ObjectivesTen % of low-income households in Baltimore rely on food pantries for long-term hunger relief. Although behavioral intentions have been shown to be associated with food choices in many settings, little is known about the relationship between pantry client food selections and their nutrition-related intentions. This study aims to address this gap to inform social and behavior change interventions in food pantries. MethodsData was collected from 74 clients of 7 food pantries in Baltimore between September and October 2018. The overall nutritional quality of the foods received was measured using the Food Assortment Scoring Tool (FAST), with a higher score indicating a greater proportion of healthy foods. Client nutrition-related intentions were assessed via a survey. Three additive scales were created from the survey: how many days clients are most likely to try to eat healthier, to cook, and to cook with a kid in an average week in the last six months.
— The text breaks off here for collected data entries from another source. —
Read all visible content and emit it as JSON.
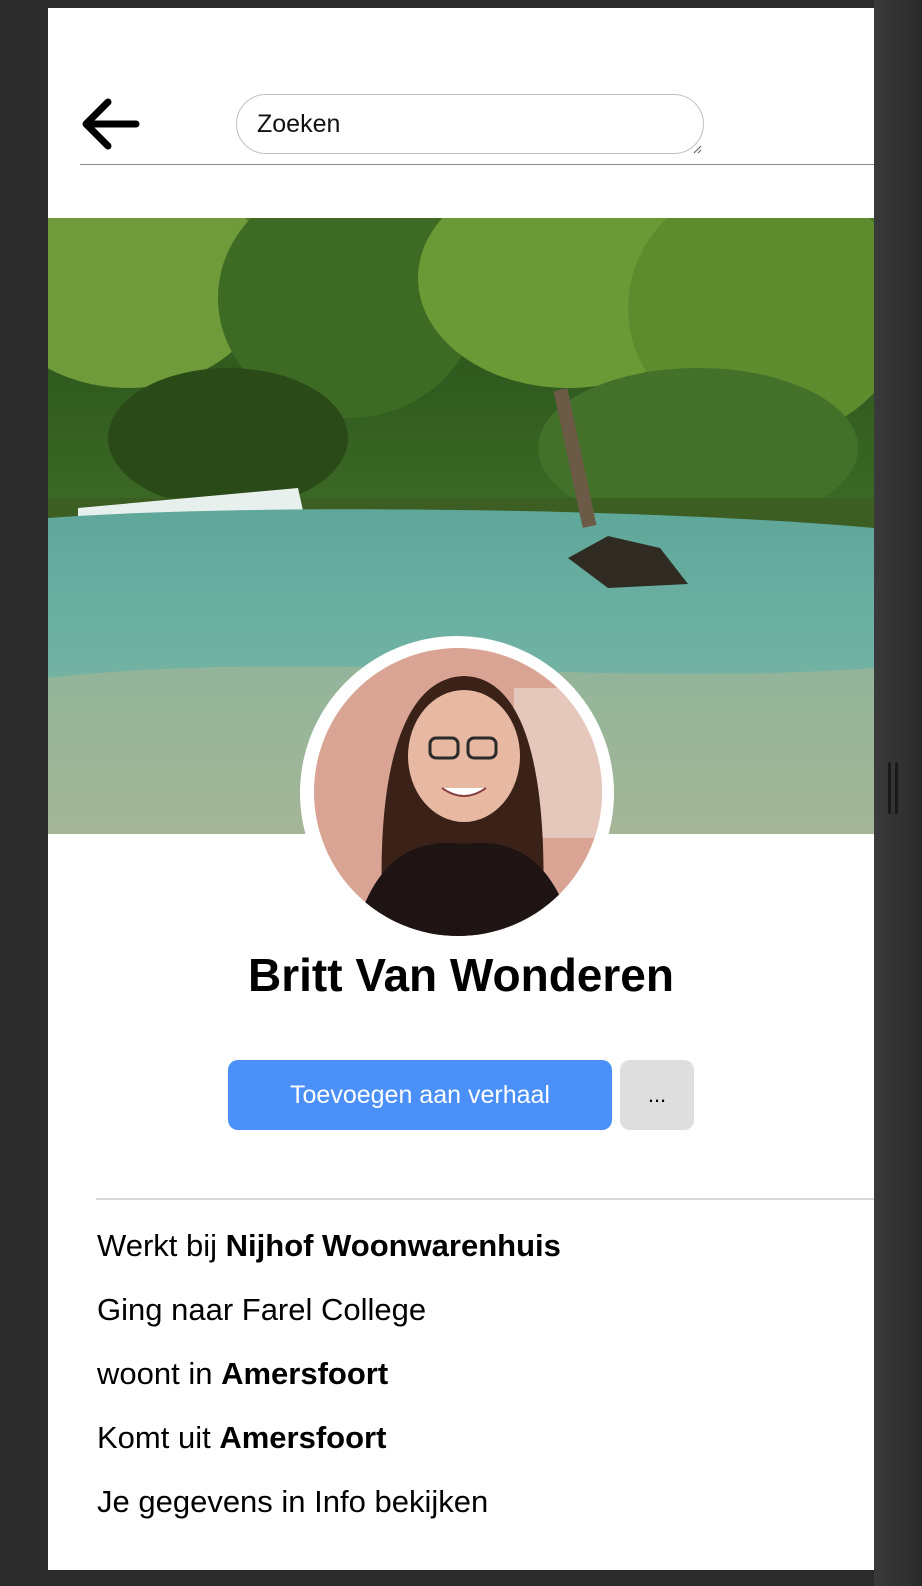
{
  "header": {
    "back_icon": "arrow-left-icon",
    "search_placeholder": "Zoeken"
  },
  "profile": {
    "cover_description": "jungle-waterfall-photo",
    "avatar_description": "profile-photo",
    "name": "Britt Van Wonderen",
    "add_story_label": "Toevoegen aan verhaal",
    "more_label": "..."
  },
  "info": {
    "work_prefix": "Werkt bij",
    "work_place": "Nijhof Woonwarenhuis",
    "school": "Ging naar Farel College",
    "lives_prefix": "woont in",
    "lives_city": "Amersfoort",
    "from_prefix": "Komt uit",
    "from_city": "Amersfoort",
    "see_info_link": "Je gegevens in Info bekijken"
  },
  "colors": {
    "primary_button": "#4a90f8",
    "secondary_button": "#dedede",
    "frame": "#2b2b2b"
  }
}
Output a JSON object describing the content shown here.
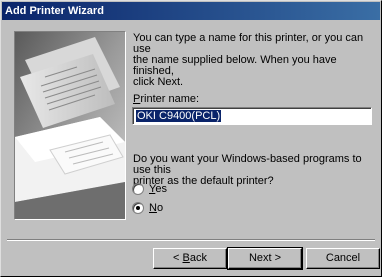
{
  "window": {
    "title": "Add Printer Wizard"
  },
  "intro_text": "You can type a name for this printer, or you can use\nthe name supplied below. When you have finished,\nclick Next.",
  "printer_name": {
    "label_prefix": "",
    "label_accel": "P",
    "label_rest": "rinter name:",
    "value": "OKI C9400(PCL)"
  },
  "default_question": "Do you want your Windows-based programs to use this\nprinter as the default printer?",
  "options": {
    "yes": {
      "accel": "Y",
      "rest": "es",
      "selected": false
    },
    "no": {
      "accel": "N",
      "rest": "o",
      "selected": true
    }
  },
  "buttons": {
    "back": {
      "prefix": "< ",
      "accel": "B",
      "rest": "ack"
    },
    "next": "Next >",
    "cancel": "Cancel"
  },
  "colors": {
    "titlebar_start": "#0a246a",
    "titlebar_end": "#3a6ea5",
    "face": "#c0c0c0"
  },
  "illustration": "printer-with-paper-photo"
}
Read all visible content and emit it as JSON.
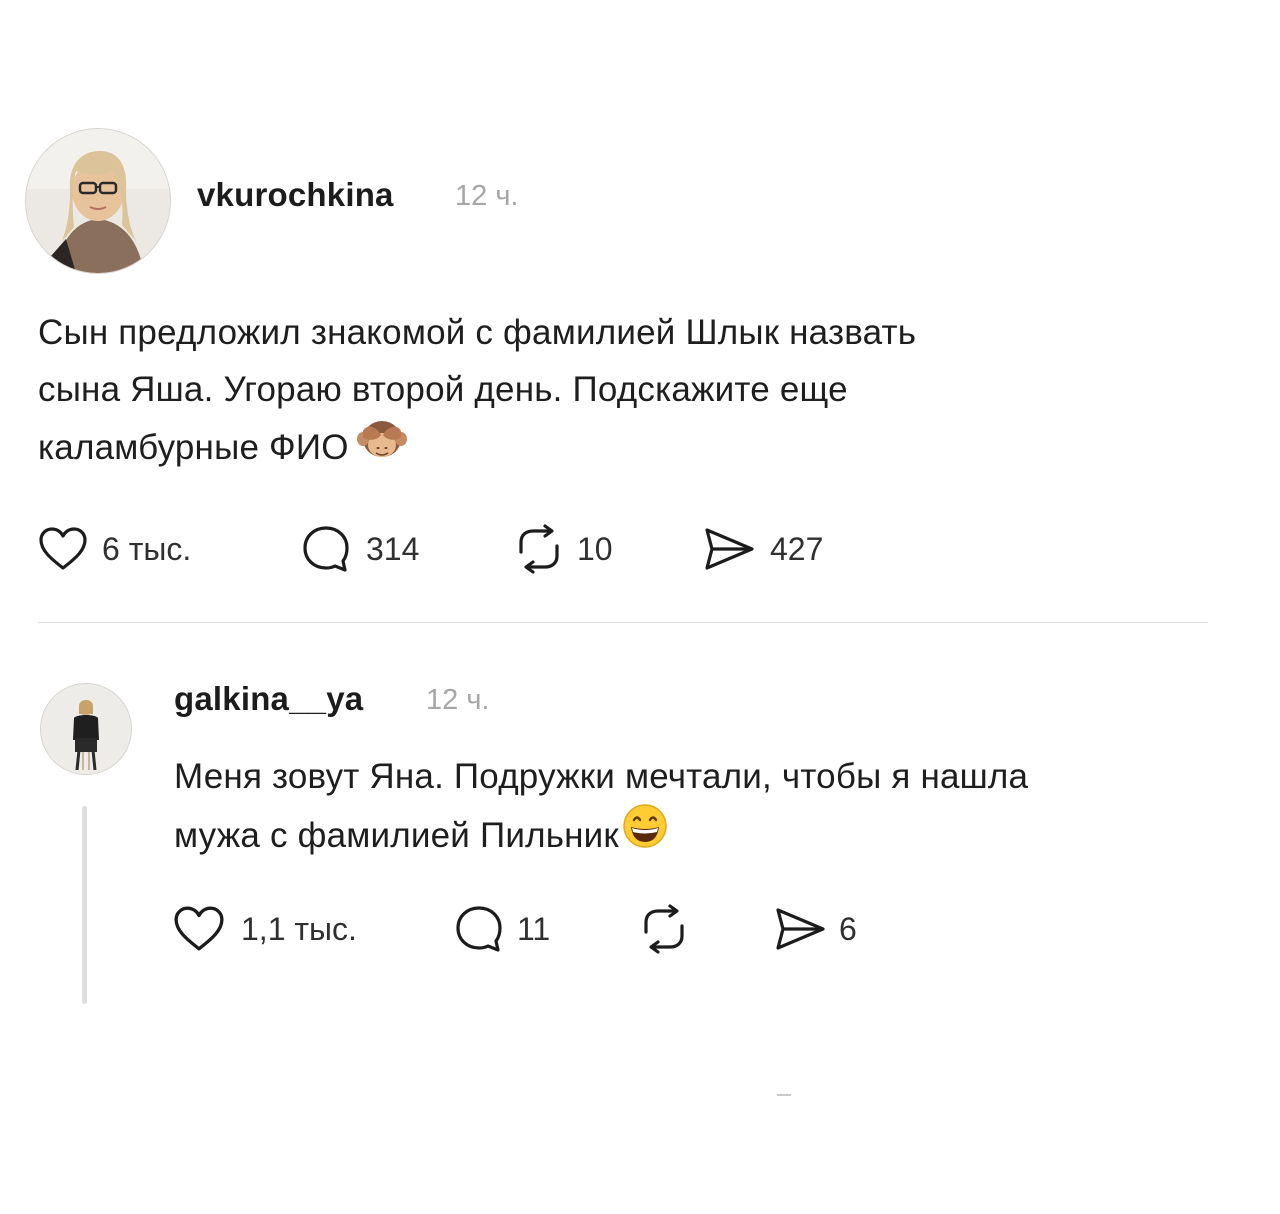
{
  "post": {
    "username": "vkurochkina",
    "time": "12 ч.",
    "text_lines": [
      "Сын предложил знакомой с фамилией Шлык назвать",
      "сына Яша. Угораю второй день. Подскажите еще",
      "каламбурные ФИО"
    ],
    "emoji": "see-no-evil-monkey",
    "stats": {
      "likes": "6 тыс.",
      "comments": "314",
      "reposts": "10",
      "shares": "427"
    }
  },
  "reply": {
    "username": "galkina__ya",
    "time": "12 ч.",
    "text_lines": [
      "Меня зовут Яна. Подружки мечтали, чтобы я нашла",
      "мужа с фамилией Пильник"
    ],
    "emoji": "grinning-face",
    "stats": {
      "likes": "1,1 тыс.",
      "comments": "11",
      "reposts": "",
      "shares": "6"
    }
  },
  "icons": {
    "like": "heart-icon",
    "comment": "speech-bubble-icon",
    "repost": "repost-icon",
    "share": "send-icon"
  }
}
We explored the association between clients’ nutrition-related intentions and their average FAST scores and average client bag Gross Weight Share (GWS) of various food groups. ResultsOn average, the FAST score of client food bags was 63.0 ± 10.4. About half of the clients did not intend to eat healthier (n = 40) or cook (n = 37) on any days of an average week. On average, clients who intended to eat healthier had a score of 63.1 ± 11, compared to 62.97 ± 9.96 among those who did not. Clients who intended to cook had a score of 62.64 ± 11.57, compared to 63.45 ± 9.18 among those who did not. Clients who intended to cook with a kid had a score of 63.25 ± 13.98, compared to 63 ± 9.59 among those who did not. In terms of specific food groups, clients who intended to eat healthier and cook had a higher GWS of fresh fruits and vegetables, while clients who did not intend to cook or cook with a kid had a higher GWS of high-processed meat. These relationships were not statistically significant. ConclusionsWe did not find that clients’ nutrition-related intentions are associated with the healthfulness of the foods they select. Resources directed at improving food pantries might be better directed at improving access to healthier foods, as opposed to intentions regarding these foods. Funding SourcesJohns Hopkins University Lerner Center for Public Health Promotion.